Place: Large lecture Room
Affiliation: Universitat de Barcelona and Computer Vision Centre
In this seminar, several methods for the automatic analysis of Intravascular Ultrasound (IVUS) sequences are presented, aimed at assisting physicians in the diagnosis, the assessment of the intervention and the monitoring of the patients with coronary disease. The basis for the developed frameworks are machine learning, pattern recognition and image processing techniques.
First, a novel approach for the automatic detection of vascular bifurcations in IVUS is presented. The task is addressed as a binary classification problem (identifying bifurcation and non-bifurcation angular sectors in the sequence images). The multiscale stacked sequential learning algorithm is applied, to take into account the spatial and temporal context in IVUS sequences, and the results are refined using a-priori information about branching dimensions and geometry. The achieved performance is comparable to intra- and inter-observer variability.

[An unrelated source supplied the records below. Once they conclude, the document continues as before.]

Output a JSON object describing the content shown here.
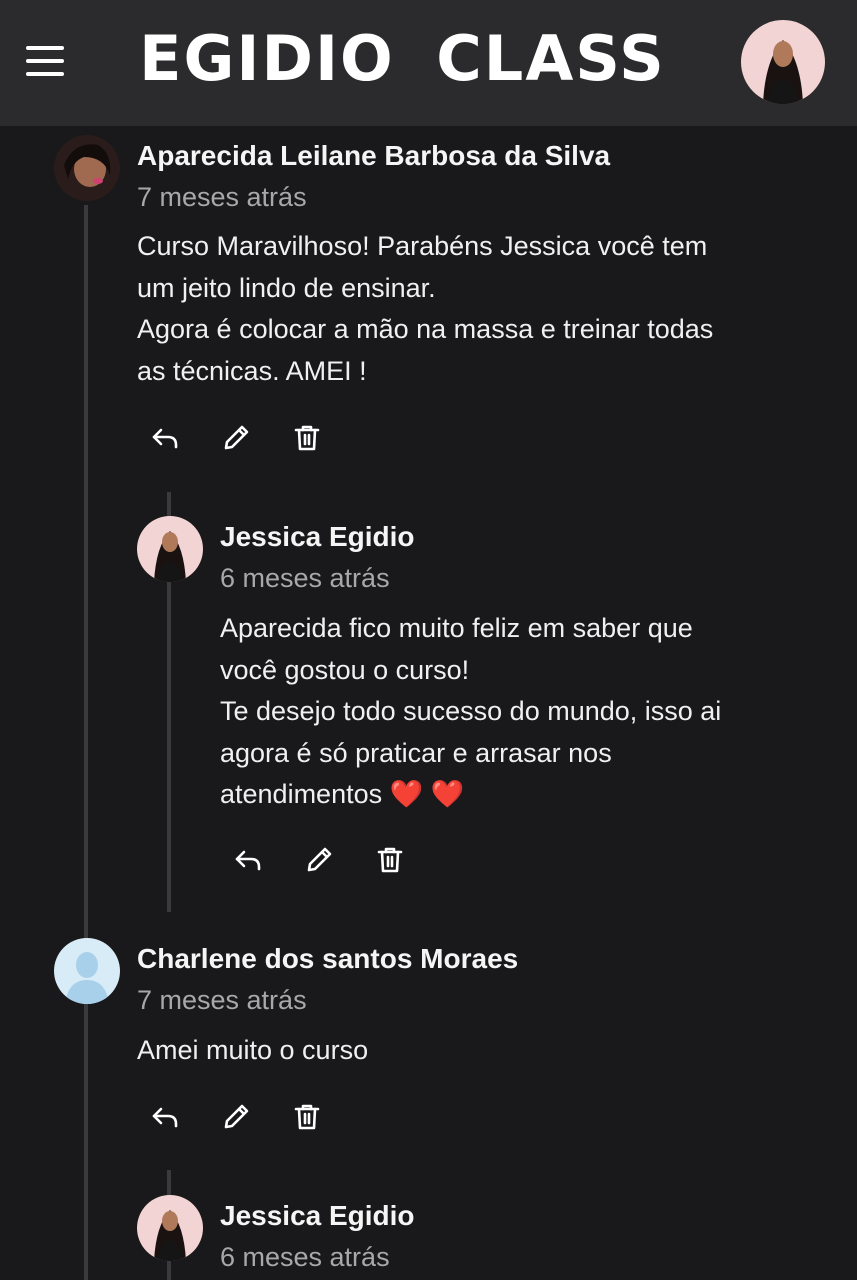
{
  "header": {
    "brand": "EGIDIO  CLASS",
    "menu_icon": "hamburger-menu-icon",
    "profile_avatar": "user-avatar"
  },
  "comments": [
    {
      "author": "Aparecida Leilane Barbosa da Silva",
      "time": "7 meses atrás",
      "lines": [
        "Curso Maravilhoso! Parabéns Jessica você tem",
        "um jeito lindo de ensinar.",
        "Agora é colocar a mão na massa e treinar todas",
        "as técnicas. AMEI !"
      ],
      "reply": {
        "author": "Jessica Egidio",
        "time": "6 meses atrás",
        "lines": [
          "Aparecida fico muito feliz em saber que",
          "você gostou o curso!",
          "Te desejo todo sucesso do mundo, isso ai",
          "agora é só praticar e arrasar nos",
          "atendimentos"
        ],
        "emoji": "❤️ ❤️"
      }
    },
    {
      "author": "Charlene dos santos Moraes",
      "time": "7 meses atrás",
      "lines": [
        "Amei muito o curso"
      ],
      "reply": {
        "author": "Jessica Egidio",
        "time": "6 meses atrás"
      }
    }
  ],
  "action_icons": [
    "reply-icon",
    "edit-pencil-icon",
    "delete-trash-icon"
  ],
  "colors": {
    "background": "#19191b",
    "header": "#2b2b2d",
    "muted_text": "#a8a8aa",
    "heart": "#e3162b"
  }
}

Then, we propose a novel method for the automatic non-rigid alignment of IVUS sequences of the same patient, acquired at different moments (before and after percutaneous coronary intervention, or at baseline and follow-up examinations). The method is based on the description of the morphological content of the vessel, obtained by extracting temporal morphological profiles from the IVUS acquisitions, by means of methods for segmentation, characterization and detection in IVUS. A technique for non-rigid sequence alignment – the Dynamic Time Warping algorithm – is applied to the profiles and adapted to the specific clinical problem. Two different robust strategies are proposed to address the partial overlapping between frames of corresponding sequences, and a regularization term is introduced to compensate for possible errors in the profile extraction. The benefits of the proposed strategy are demonstrated by extensive validation on synthetic and in-vivo data. The results show the interest of the proposed non-linear alignment and the clinical value of the method.
Finally, a novel automatic approach for the extraction of the luminal border in IVUS images is presented. The method applies the multiscale stacked sequential learning algorithm and extends it to 2-D+T, in a first classification phase (the identification of lumen and non-lumen regions of the images), while an active contour model is used in a second phase, to identify the lumen contour. The method is extended to the longitudinal dimension of the sequences and it is validated on a challenging data-set.